Parables of Jesus

Parable

The Fig

From the Gospel of Matthew Chapter 24, Verses 32-35

From the fig tree then learn the parable: when its branch becomes tender and the leaves sprout, you know that summer is near. So you too, when you see all these things, know that He is right at the gates. Truly, I say to you, this generation will not pass away before all this happens. Heaven and earth will pass away, but my words will not pass away.

Matthew Parable exegesis

At the beginning of Chapter 24, Matthew addresses the eschatological discourse of recent times. In the first part of this chapter Jesus speaking to his disciples announces the destruction of the Temple and of Jerusalem, the persecutions and the coming of the Son of man (cf Mt 24,30: "They will see the Son of man coming on the clouds of heaven"): "when you see these things, know that He is near".

Matteo was very worried about how things were going within his communities, about the hostile historical, social and religious situation. The cohesion of the communities was slowly loosening, so he wanted to encourage them, with a lashing exhortation to the vigilance and the commitment to be fruitful for the good, waiting for a certain, if not immediate, coming of the Lord, which he would bring with him the final judgment.

The parable of the fig buds is an invitation to the Christian community to accept the teaching, the most important, because it is placed at the end of the first part of the eschatological discourse. "When you see all these things" is part of the apocalyptic language and refers to the sad events reported at the beginning of the Chapter, which herald his coming: "but all this will only be the beginning of pain".
(Mt 24.8).

Pain is necessary, because it is determined by the end of the old reality and by the eruption of the new one, incompatible with the previous one: "We know, in fact, that all creatures groan, and to date suffer the labor pains of childbirth [...] we moan inside waiting for the adoption to children".
(Rom 8: 22-23).

And Matthew closes with an even more prophetic sentence: "In truth I say to you: this generation will not pass before all this happens". Jesus speaks in a solemn form; with the expression "In truth" it gives the whole verse a tone of unquestionable truthfulness and defines the temporal space within which these historical cataclysms will fall, also indicating the place they will strike: "this generation". It is an allusion to the descendants of those fathers who crossed the desert, but who did not enter the promised land because of their infidelity; it is precisely with this latter sense that Jesus speaks of "this generation": the reference seems to be addressed to the Jewish people of his time with whom he is on a collision course and with whom a harsh controversy has unleashed, especially with the religious authorities.
(Mt 23).

Matthew sees in the catastrophic events announced, the end of the Jewish world and the old way of understanding the relationship with God. The "new world" is instead founded on the Word of Jesus: "Heaven and earth will pass away, but my words will not pass away" (Mt 24.35). All that is ephemeral passes and what remains is God, to whom also the word of his Son belongs, whose divinity and whose sonship was made manifest in the resurrection, who revealed the divinity itself of the word of Jesus and its credibility.

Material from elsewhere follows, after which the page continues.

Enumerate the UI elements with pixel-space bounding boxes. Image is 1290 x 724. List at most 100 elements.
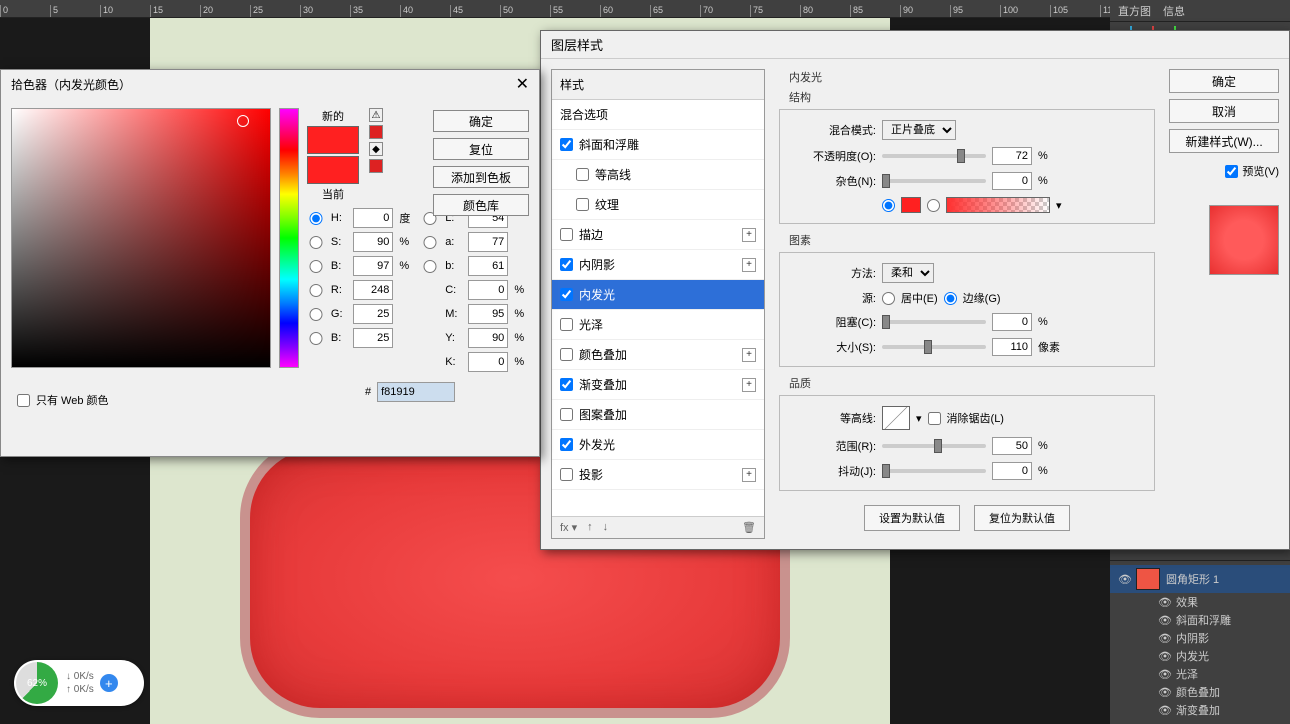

At the center of everything, therefore, is the coming of the Son of man, for whom Matthew invites the communities to pay attention to the signs described by Jesus, without being deceived by the crowd of provocative voices of false prophets. Knowing about the things of God is only an act of giving of the Father, who works in the Son, and reveals himself in him and for him.

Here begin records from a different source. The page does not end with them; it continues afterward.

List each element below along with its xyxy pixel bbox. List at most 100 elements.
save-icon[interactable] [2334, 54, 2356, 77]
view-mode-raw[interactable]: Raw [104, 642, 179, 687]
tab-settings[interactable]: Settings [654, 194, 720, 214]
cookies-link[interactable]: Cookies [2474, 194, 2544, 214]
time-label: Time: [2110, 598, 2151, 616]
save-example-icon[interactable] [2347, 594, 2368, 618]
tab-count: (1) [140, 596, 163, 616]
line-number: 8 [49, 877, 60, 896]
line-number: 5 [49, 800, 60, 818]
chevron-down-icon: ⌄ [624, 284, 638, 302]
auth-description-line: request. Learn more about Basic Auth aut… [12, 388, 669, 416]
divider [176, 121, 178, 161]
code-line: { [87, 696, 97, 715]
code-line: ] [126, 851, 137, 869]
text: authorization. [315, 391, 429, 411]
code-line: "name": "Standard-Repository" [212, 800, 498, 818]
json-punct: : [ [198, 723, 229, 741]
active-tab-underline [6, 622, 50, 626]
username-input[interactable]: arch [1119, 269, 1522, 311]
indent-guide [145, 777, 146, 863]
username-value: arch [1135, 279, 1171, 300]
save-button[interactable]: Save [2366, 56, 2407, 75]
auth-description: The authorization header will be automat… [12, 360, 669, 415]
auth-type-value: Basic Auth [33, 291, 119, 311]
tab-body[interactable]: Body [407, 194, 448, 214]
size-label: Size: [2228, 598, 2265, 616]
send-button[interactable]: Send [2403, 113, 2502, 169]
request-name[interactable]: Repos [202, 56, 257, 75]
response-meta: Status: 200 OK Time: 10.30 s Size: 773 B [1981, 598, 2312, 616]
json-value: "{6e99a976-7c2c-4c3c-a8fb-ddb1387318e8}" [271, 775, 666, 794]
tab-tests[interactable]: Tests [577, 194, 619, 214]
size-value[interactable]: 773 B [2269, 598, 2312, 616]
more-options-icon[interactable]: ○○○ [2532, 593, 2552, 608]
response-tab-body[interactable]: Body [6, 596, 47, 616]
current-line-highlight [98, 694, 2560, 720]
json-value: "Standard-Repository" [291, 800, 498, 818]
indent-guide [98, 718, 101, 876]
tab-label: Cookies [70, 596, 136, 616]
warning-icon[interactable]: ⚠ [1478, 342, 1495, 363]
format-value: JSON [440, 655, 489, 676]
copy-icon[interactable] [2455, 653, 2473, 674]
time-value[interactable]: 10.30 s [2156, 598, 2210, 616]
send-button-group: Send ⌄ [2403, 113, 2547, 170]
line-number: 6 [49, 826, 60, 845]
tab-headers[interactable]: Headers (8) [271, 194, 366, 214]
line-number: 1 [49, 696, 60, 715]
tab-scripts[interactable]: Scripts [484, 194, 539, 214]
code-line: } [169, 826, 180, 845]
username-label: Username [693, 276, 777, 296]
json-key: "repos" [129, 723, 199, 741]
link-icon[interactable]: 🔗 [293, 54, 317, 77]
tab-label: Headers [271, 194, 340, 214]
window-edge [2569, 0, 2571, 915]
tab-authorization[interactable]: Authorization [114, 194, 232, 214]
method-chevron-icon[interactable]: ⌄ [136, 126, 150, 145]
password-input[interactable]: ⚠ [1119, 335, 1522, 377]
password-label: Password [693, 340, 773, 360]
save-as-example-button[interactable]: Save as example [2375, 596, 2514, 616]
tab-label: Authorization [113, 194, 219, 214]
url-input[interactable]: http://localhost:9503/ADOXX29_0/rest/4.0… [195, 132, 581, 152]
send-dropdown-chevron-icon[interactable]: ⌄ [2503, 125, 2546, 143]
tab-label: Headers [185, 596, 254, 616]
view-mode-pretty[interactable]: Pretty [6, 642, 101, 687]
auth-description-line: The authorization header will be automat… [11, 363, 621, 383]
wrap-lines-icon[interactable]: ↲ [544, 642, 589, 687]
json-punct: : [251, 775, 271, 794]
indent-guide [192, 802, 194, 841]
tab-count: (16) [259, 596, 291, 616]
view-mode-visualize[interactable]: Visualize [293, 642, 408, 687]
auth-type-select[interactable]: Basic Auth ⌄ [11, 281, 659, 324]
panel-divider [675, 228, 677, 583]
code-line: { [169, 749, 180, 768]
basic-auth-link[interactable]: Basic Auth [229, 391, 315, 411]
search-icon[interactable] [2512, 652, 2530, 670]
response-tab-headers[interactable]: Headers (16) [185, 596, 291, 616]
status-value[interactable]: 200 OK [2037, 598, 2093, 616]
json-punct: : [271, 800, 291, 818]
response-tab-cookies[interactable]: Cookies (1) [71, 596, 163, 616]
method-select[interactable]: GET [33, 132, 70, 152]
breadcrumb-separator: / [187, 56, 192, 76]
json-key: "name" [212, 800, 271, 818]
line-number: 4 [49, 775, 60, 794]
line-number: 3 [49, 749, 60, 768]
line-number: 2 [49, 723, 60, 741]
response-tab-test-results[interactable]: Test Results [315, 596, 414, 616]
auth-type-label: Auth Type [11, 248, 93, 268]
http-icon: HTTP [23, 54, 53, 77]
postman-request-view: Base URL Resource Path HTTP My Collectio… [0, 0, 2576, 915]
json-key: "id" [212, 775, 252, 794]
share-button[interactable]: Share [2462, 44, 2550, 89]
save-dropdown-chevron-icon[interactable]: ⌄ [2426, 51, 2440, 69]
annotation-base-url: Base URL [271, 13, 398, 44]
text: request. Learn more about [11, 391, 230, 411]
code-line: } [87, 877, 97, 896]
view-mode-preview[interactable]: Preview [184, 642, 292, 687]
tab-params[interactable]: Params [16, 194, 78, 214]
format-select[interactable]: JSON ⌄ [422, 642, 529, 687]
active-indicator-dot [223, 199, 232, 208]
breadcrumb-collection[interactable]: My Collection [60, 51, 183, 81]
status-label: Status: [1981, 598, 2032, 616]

Nobody can grasp the mystery of God and his world if this has not been revealed to him, that is, given, and it is an acceptance that can only take place in silence and in the profound contemplation of what has been revealed: the noise, the frenzy and the gossip they are not compatible with divine revelation.

It is precisely these traits of veiled secrecy, obscurity, unpredictability and uncertainty that push the believer to be always present, attentive and alert, without letting himself be led astray by the commitments and difficulties of the present, without ever allowing himself to be absorbed entirely by the things of the world.

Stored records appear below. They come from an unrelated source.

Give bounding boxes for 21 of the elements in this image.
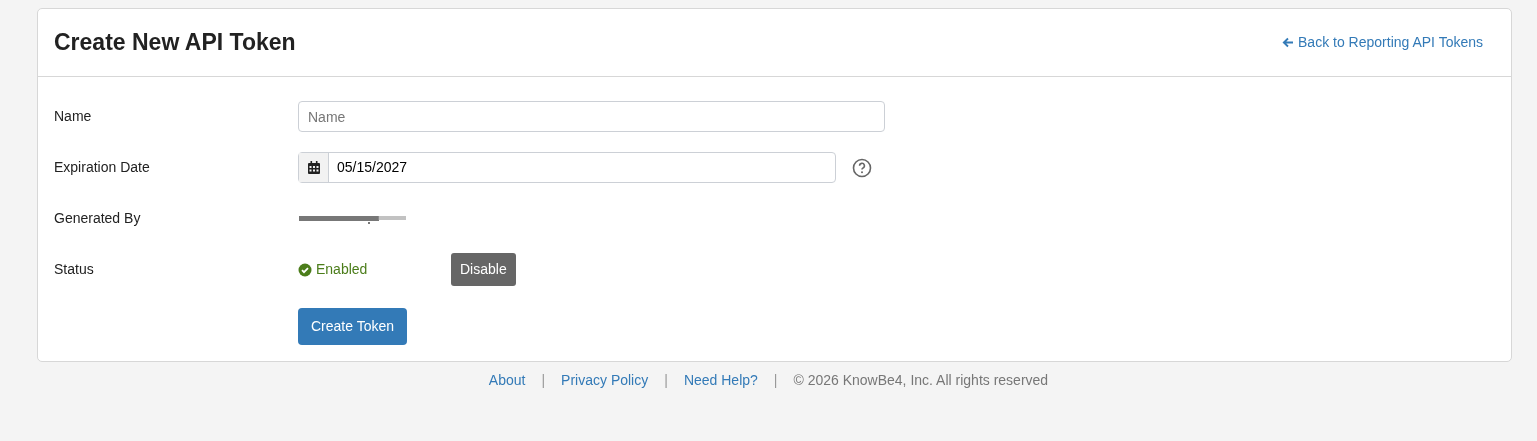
copyright-text: © 2026 KnowBe4, Inc. All rights reserved <box>793 371 1049 390</box>
footer-link[interactable]: About <box>488 370 526 391</box>
field-label: Name <box>53 107 93 126</box>
create-token-button[interactable]: Create Token <box>298 307 407 345</box>
separator: | <box>541 371 546 390</box>
field-label: Generated By <box>53 209 142 228</box>
name-field[interactable]: Name <box>298 101 885 132</box>
check-circle-icon <box>298 262 312 277</box>
disable-button[interactable]: Disable <box>451 253 516 286</box>
calendar-icon <box>307 161 320 174</box>
arrow-left-icon <box>1282 37 1295 48</box>
field-label: Status <box>53 260 95 279</box>
status-text: Enabled <box>316 260 368 279</box>
help-icon[interactable] <box>852 157 872 178</box>
card-title: Create New API Token <box>54 28 296 57</box>
footer-link[interactable]: Need Help? <box>683 370 758 391</box>
separator: | <box>773 371 778 390</box>
field-label: Expiration Date <box>53 158 151 177</box>
footer-link[interactable]: Privacy Policy <box>561 370 649 391</box>
separator: | <box>664 371 668 390</box>
back-link[interactable]: Back to Reporting API Tokens <box>1282 32 1483 53</box>
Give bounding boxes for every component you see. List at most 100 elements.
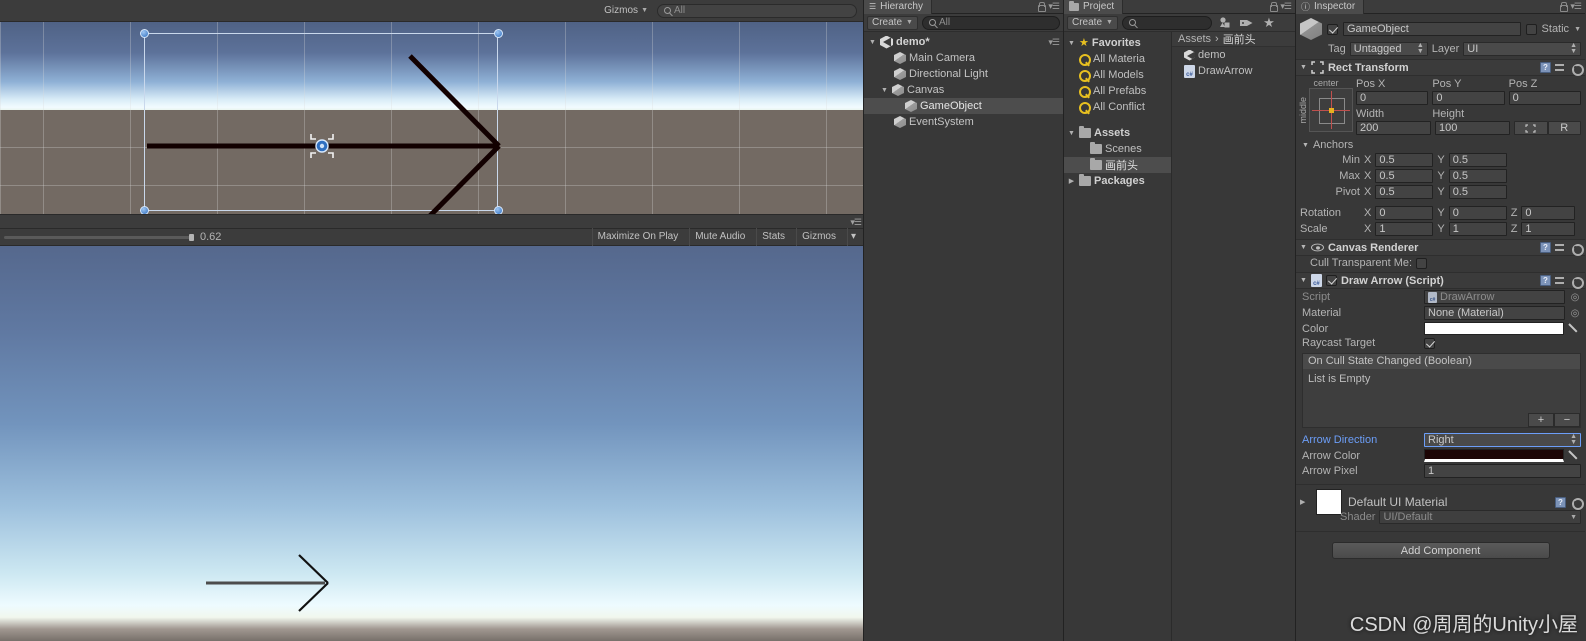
project-tree-scenes[interactable]: Scenes — [1064, 141, 1171, 157]
project-tree-assets[interactable]: ▼ Assets — [1064, 125, 1171, 141]
hierarchy-create-button[interactable]: Create ▼ — [867, 15, 918, 30]
chevron-down-icon[interactable]: ▼ — [1067, 130, 1076, 137]
preset-icon[interactable] — [1555, 62, 1566, 73]
preset-icon[interactable] — [1555, 242, 1566, 253]
cull-transparent-checkbox[interactable] — [1416, 257, 1428, 269]
object-picker-icon[interactable]: ◎ — [1569, 292, 1581, 303]
maximize-on-play-button[interactable]: Maximize On Play — [591, 228, 684, 246]
panel-menu-icon[interactable]: ▾☰ — [1048, 1, 1060, 12]
project-asset-demo[interactable]: demo — [1172, 47, 1295, 63]
object-name-field[interactable]: GameObject — [1343, 22, 1521, 36]
material-object-field[interactable]: None (Material) — [1424, 306, 1565, 320]
hierarchy-item-canvas[interactable]: ▼ Canvas — [864, 82, 1063, 98]
rotation-z-field[interactable]: 0 — [1521, 206, 1576, 220]
chevron-down-icon[interactable]: ▼ — [1574, 26, 1581, 33]
project-tree-all-models[interactable]: All Models — [1064, 67, 1171, 83]
add-component-button[interactable]: Add Component — [1331, 542, 1550, 559]
blueprint-mode-button[interactable] — [1514, 121, 1548, 135]
arrow-direction-dropdown[interactable]: Right ▲ ▼ — [1424, 433, 1581, 447]
project-tree-all-materials[interactable]: All Materia — [1064, 51, 1171, 67]
static-checkbox[interactable] — [1525, 23, 1537, 35]
project-create-button[interactable]: Create ▼ — [1067, 15, 1118, 30]
chevron-down-icon[interactable]: ▼ — [1300, 244, 1307, 251]
component-header-canvas-renderer[interactable]: ▼ Canvas Renderer — [1296, 239, 1585, 256]
chevron-down-icon[interactable]: ▼ — [1300, 277, 1307, 284]
gear-icon[interactable] — [1570, 275, 1584, 289]
shader-dropdown[interactable]: UI/Default ▼ — [1379, 510, 1581, 524]
script-object-field[interactable]: c# DrawArrow — [1424, 290, 1565, 304]
pivot-y-field[interactable]: 0.5 — [1448, 185, 1507, 199]
help-icon[interactable] — [1540, 242, 1551, 253]
anchors-min-x-field[interactable]: 0.5 — [1375, 153, 1434, 167]
filter-by-type-icon[interactable] — [1216, 16, 1234, 30]
chevron-down-icon[interactable]: ▼ — [1300, 64, 1307, 71]
anchors-max-y-field[interactable]: 0.5 — [1448, 169, 1507, 183]
arrow-color-swatch[interactable] — [1424, 449, 1564, 462]
eyedropper-icon[interactable] — [1568, 322, 1581, 335]
gear-icon[interactable] — [1570, 62, 1584, 76]
pos-z-field[interactable]: 0 — [1508, 91, 1581, 105]
hierarchy-item-directional-light[interactable]: Directional Light — [864, 66, 1063, 82]
tab-inspector[interactable]: ⓘ Inspector — [1296, 0, 1365, 14]
anchors-min-y-field[interactable]: 0.5 — [1448, 153, 1507, 167]
mute-audio-button[interactable]: Mute Audio — [689, 228, 750, 246]
remove-event-button[interactable]: − — [1554, 413, 1580, 427]
hierarchy-item-gameobject[interactable]: GameObject — [864, 98, 1063, 114]
anchors-max-x-field[interactable]: 0.5 — [1375, 169, 1434, 183]
rotation-y-field[interactable]: 0 — [1448, 206, 1507, 220]
slider-knob[interactable] — [189, 233, 194, 241]
draw-arrow-enabled-checkbox[interactable] — [1325, 275, 1337, 286]
project-tree-all-conflicts[interactable]: All Conflict — [1064, 99, 1171, 115]
component-header-draw-arrow[interactable]: ▼ c# Draw Arrow (Script) — [1296, 272, 1585, 289]
eyedropper-icon[interactable] — [1568, 449, 1581, 462]
project-tree-packages[interactable]: ▶ Packages — [1064, 173, 1171, 189]
move-tool-gizmo[interactable] — [307, 131, 337, 161]
object-enabled-checkbox[interactable] — [1327, 23, 1338, 35]
scale-y-field[interactable]: 1 — [1448, 222, 1507, 236]
filter-by-label-icon[interactable] — [1238, 16, 1256, 30]
scene-gizmos-button[interactable]: Gizmos ▼ — [600, 5, 652, 16]
width-field[interactable]: 200 — [1356, 121, 1431, 135]
chevron-down-icon[interactable]: ▼ — [1302, 142, 1309, 149]
breadcrumb-current[interactable]: 画前头 — [1223, 32, 1256, 47]
height-field[interactable]: 100 — [1435, 121, 1510, 135]
panel-menu-icon[interactable]: ▾☰ — [850, 217, 862, 228]
anchor-preset-widget[interactable] — [1309, 88, 1353, 132]
breadcrumb-root[interactable]: Assets — [1178, 33, 1211, 45]
stats-button[interactable]: Stats — [756, 228, 790, 246]
game-gizmos-button[interactable]: Gizmos — [796, 228, 841, 246]
chevron-right-icon[interactable]: ▶ — [1300, 498, 1310, 506]
tab-project[interactable]: Project — [1064, 0, 1124, 14]
rotation-x-field[interactable]: 0 — [1375, 206, 1434, 220]
raw-edit-button[interactable]: R — [1547, 121, 1581, 135]
help-icon[interactable] — [1540, 275, 1551, 286]
tab-hierarchy[interactable]: ☰ Hierarchy — [864, 0, 932, 14]
hierarchy-item-eventsystem[interactable]: EventSystem — [864, 114, 1063, 130]
project-search-input[interactable] — [1121, 15, 1212, 30]
arrow-pixel-field[interactable]: 1 — [1424, 464, 1581, 478]
pos-y-field[interactable]: 0 — [1432, 91, 1505, 105]
preset-icon[interactable] — [1555, 275, 1566, 286]
game-view-canvas[interactable] — [0, 246, 863, 641]
anchors-foldout[interactable]: ▼ Anchors — [1296, 138, 1585, 152]
lock-icon[interactable] — [1037, 2, 1047, 12]
scale-z-field[interactable]: 1 — [1521, 222, 1576, 236]
hierarchy-scene-row[interactable]: ▼ demo* ▾☰ — [864, 34, 1063, 50]
favorites-icon[interactable]: ★ — [1260, 16, 1278, 30]
component-header-rect-transform[interactable]: ▼ Rect Transform — [1296, 59, 1585, 76]
chevron-right-icon[interactable]: ▶ — [1067, 177, 1076, 185]
help-icon[interactable] — [1555, 496, 1566, 508]
pivot-x-field[interactable]: 0.5 — [1375, 185, 1434, 199]
game-scale-slider[interactable]: 0.62 — [4, 231, 221, 243]
panel-menu-icon[interactable]: ▾☰ — [1280, 1, 1292, 12]
project-tree-huaqiantou[interactable]: 画前头 — [1064, 157, 1171, 173]
color-swatch[interactable] — [1424, 322, 1564, 335]
tag-dropdown[interactable]: Untagged ▲ ▼ — [1349, 42, 1428, 56]
chevron-down-icon[interactable]: ▼ — [1067, 40, 1076, 47]
hierarchy-search-input[interactable]: All — [921, 15, 1060, 30]
gear-icon[interactable] — [1570, 497, 1584, 510]
gear-icon[interactable] — [1570, 242, 1584, 256]
lock-icon[interactable] — [1269, 2, 1279, 12]
panel-menu-icon[interactable]: ▾☰ — [1570, 1, 1582, 12]
layer-dropdown[interactable]: UI ▲ ▼ — [1463, 42, 1581, 56]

Christian life must lead to the search for Wisdom that must not run aground in the false certainties of a faith that is the fruit of intellectual techniques, but the revealing intervention of God. Faith is ultimately the intelligence of the soul, who knows how to cross in spiritual research that line between the finite and the infinite, and continues - in contemplative adoration - the dialogue that stops at the threshold of the mystery.

The fig - Mark

From the Gospel of Mark Chapter 13, Verses 28-29

Learn this parable from the fig tree: when its branch becomes tender and leaves its leaves, you know that summer is near; so you too, when you see these things happening, know that he is near, at the gates.